Alleged links between the times square plot and extremists network are adding to perceptions of Pakistan as a global exporter of terror and increasing pressure on its military to crack down on Extremists along the Afghan border.

While a failed attempt of car bombing in New York could affect the improvise relation between Pakistan and U.S. Washington’s need for Islamabad’s help in ending the war in Afghanistan is likely to limit any long-term fallout.

Pakistan has assured U.S to co-operate completely in investigation and has so far detained four people with alleged connections to the sole suspect — Faisal Shahzad, a 30-year-old Pakistani-American who has reportedly told U.S. investigators he had visited Waziristan, a largely militant-controlled region close to Afghanistan.

American officials have been quoted as saying they believe the Pakistani Taliban had a role in the plot, either in funding or motivating and training.
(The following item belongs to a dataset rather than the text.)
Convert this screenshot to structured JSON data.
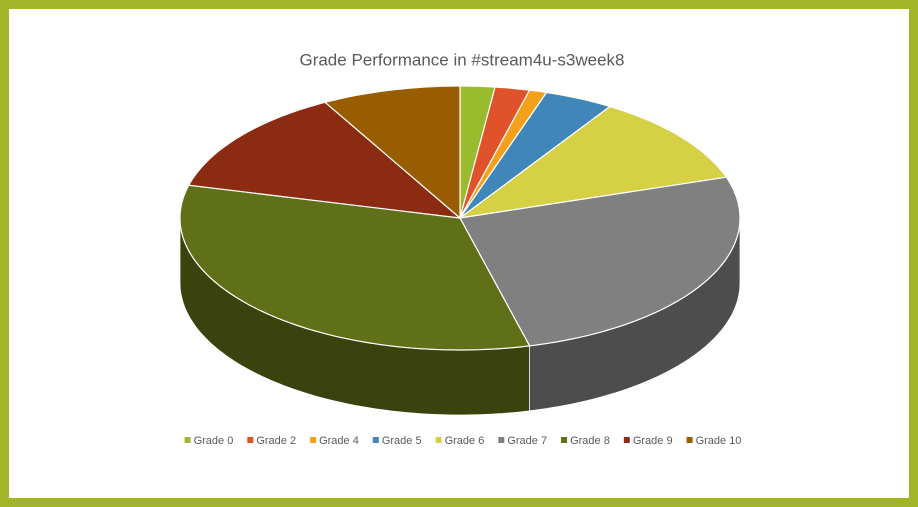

Consecutive unsuccessful plots in Europe and the United States since the 9/11 attacks have been traced back to the border region, many involving first or second-generation Pakistani or other Muslim immigrants to the West.

Shahzad many times visited Pakistan and had family and friends here but many questions remain about the extent of his militant links in the country and whether they — rather than his experiences in America — were the major factor in his transformation from suburban respectability to alleged terrorist.

Still the reported connections are becoming a headache for Pakistan`s military which has been resisting calls to move forcefully into all parts of Waziristan because they don’t want to upset the powerful militants who so far has attacked only targets in Afghanistan and not the Pakistan cities. They fear that irritating such groups may again bring a series of blasts in all cities of Pakistan.

Officials of Obama administration had been praising the Pakistan officials and Army men for their great efforts in wiping out Terror from the world. U.S still believes that Pakistan is a major companion of Washington in war against terror.